Lachhaft ist die Forderung der Jusos, die Linken mit ihrem „Zerstörungspotenzial“ sollten ihre Kandidatur in Hamburg zurückziehen. Wer in Hessen gerade das Chaos verursacht, steht außer Frage. Mit dem Argument, Wort halten zu wollen, bricht die dortige Landesvorsitzende ihr Wahlversprechen gerade: Andrea Ypsilanti ist gewählt worden, weil sie in der SPD als Linke gilt. Die Wähler, die ihr die Stimme gegeben haben, wollen eine sozialere Politik. Die bekommen sie aber nicht mit der FDP oder der Großen Koalition. Die gibt es nur in Kooperation mit der Linkspartei. Der Wählerbetrug liegt darin, durch den Boykott der Linkspartei die gewählte Politik zu vereiteln.

In Hamburg sind die Konstellationen vergleichbar. Auch hier gibt es eine CDU-Regierung, auch hier kommt die Linkspartei den Prognosen zufolge ins Parlament. Darauf sollten GAL und SPD sich einstellen, indem sie sich endlich inhaltlich mit der Linkspartei befassen. Dass die personell einen wenig attraktiven Eindruck vermittelt, steht außer Frage. Auch, dass sie keine parlamentarische Erfahrung besitzt. Na und? Gerade die Grünen sollten neuen Parteien Anfängerfehler zugestehen, so alt sind sie schließlich selbst noch nicht.
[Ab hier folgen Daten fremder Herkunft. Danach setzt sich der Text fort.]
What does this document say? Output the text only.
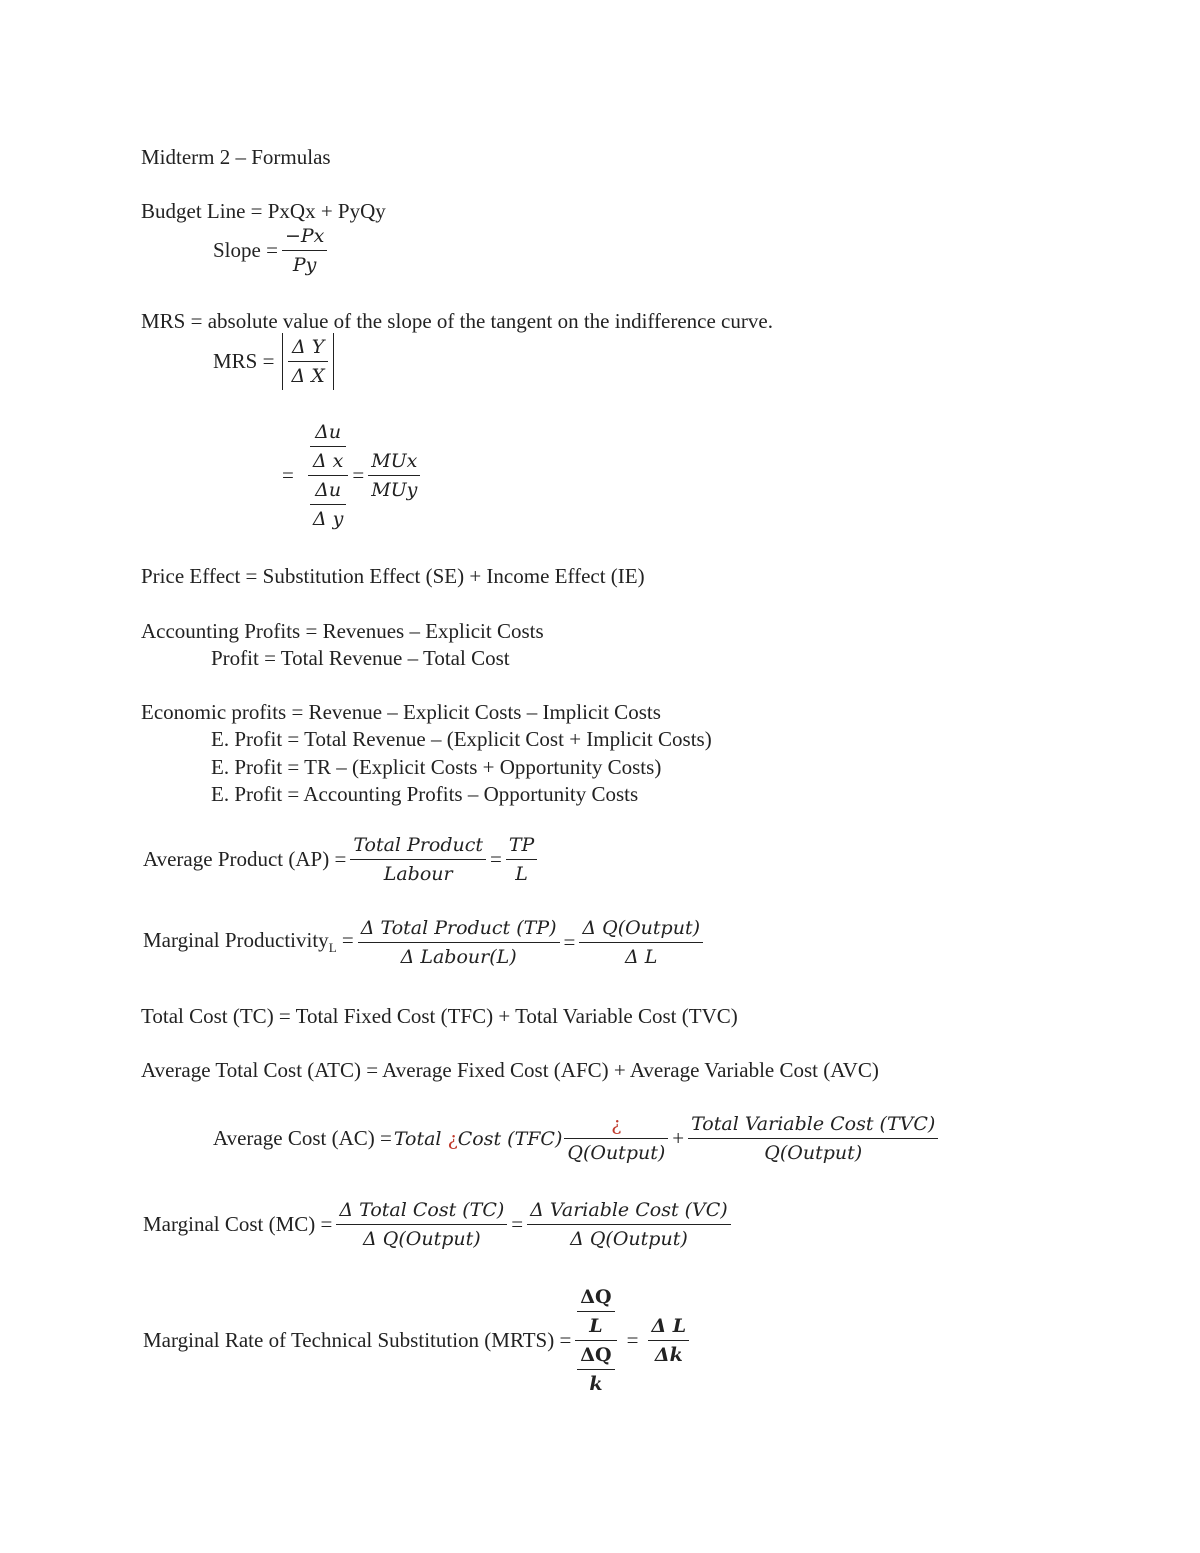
Midterm 2 – Formulas
Budget Line = PxQx + PyQy
Slope = $\frac{-Px}{Py}$
MRS = absolute value of the slope of the tangent on the indifference curve.
MRS = $\frac{\text{Δ Y}}{\text{Δ X}}$
= $\frac{\frac{\Delta u}{\text{Δ x}}}{\frac{\Delta u}{\text{Δ y}}} = \frac{\text{MUx}}{\text{MUy}}$
Price Effect = Substitution Effect (SE) + Income Effect (IE)
Accounting Profits = Revenues – Explicit Costs
Profit = Total Revenue – Total Cost
Economic profits = Revenue – Explicit Costs – Implicit Costs
E. Profit = Total Revenue – (Explicit Cost + Implicit Costs)
E. Profit = TR – (Explicit Costs + Opportunity Costs)
E. Profit = Accounting Profits – Opportunity Costs
Average Product $(AP) = \frac{\text{Total Product}}{\text{Labour}} = \frac{TP}{L}$
Marginal Productivity$_L$ = $\frac{\text{Δ Total Product (TP)}}{\text{Δ Labour(L)}} = \frac{\text{Δ Q(Output)}}{\text{Δ L}}$
Total Cost (TC) = Total Fixed Cost (TFC) + Total Variable Cost (TVC)
Average Total Cost (ATC) = Average Fixed Cost (AFC) + Average Variable Cost (AVC)
Average Cost (AC) = Total ¿Cost $(TFC) \frac{¿}{\text{Q(Output)}} + \frac{\text{Total Variable Cost (TVC)}}{\text{Q(Output)}}$
Marginal Cost $(MC) = \frac{\text{Δ Total Cost (TC)}}{\text{Δ Q(Output)}} = \frac{\text{Δ Variable Cost (VC)}}{\text{Δ Q(Output)}}$
Marginal Rate of Technical Substitution (MRTS) = $\frac{\frac{\Delta Q}{L}}{\frac{\Delta Q}{k}} = \frac{\text{Δ L}}{\Delta k}$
Man muss ja nicht gleich koalieren. Man kann sich auch tolerieren lassen. In Sachsen-Anhalt hat das acht Jahre lang gut funktioniert. Das könnte im Einzelfall schwierig werden? Stimmt. So ist das in der parlamentarischen Demokratie: Man muss miteinander reden. Daran sollte der Wechsel in Hamburg nun wirklich nicht scheitern. ELKE SPANNER

contra

Es gibt gute Gründe für SPD und GAL, sich zurzeit nicht mit der Linkspartei gemein machen zu wollen: Grundsätzliche, programmatische und taktische. Dennoch heißt das nicht, dass sie es niemals tun werden.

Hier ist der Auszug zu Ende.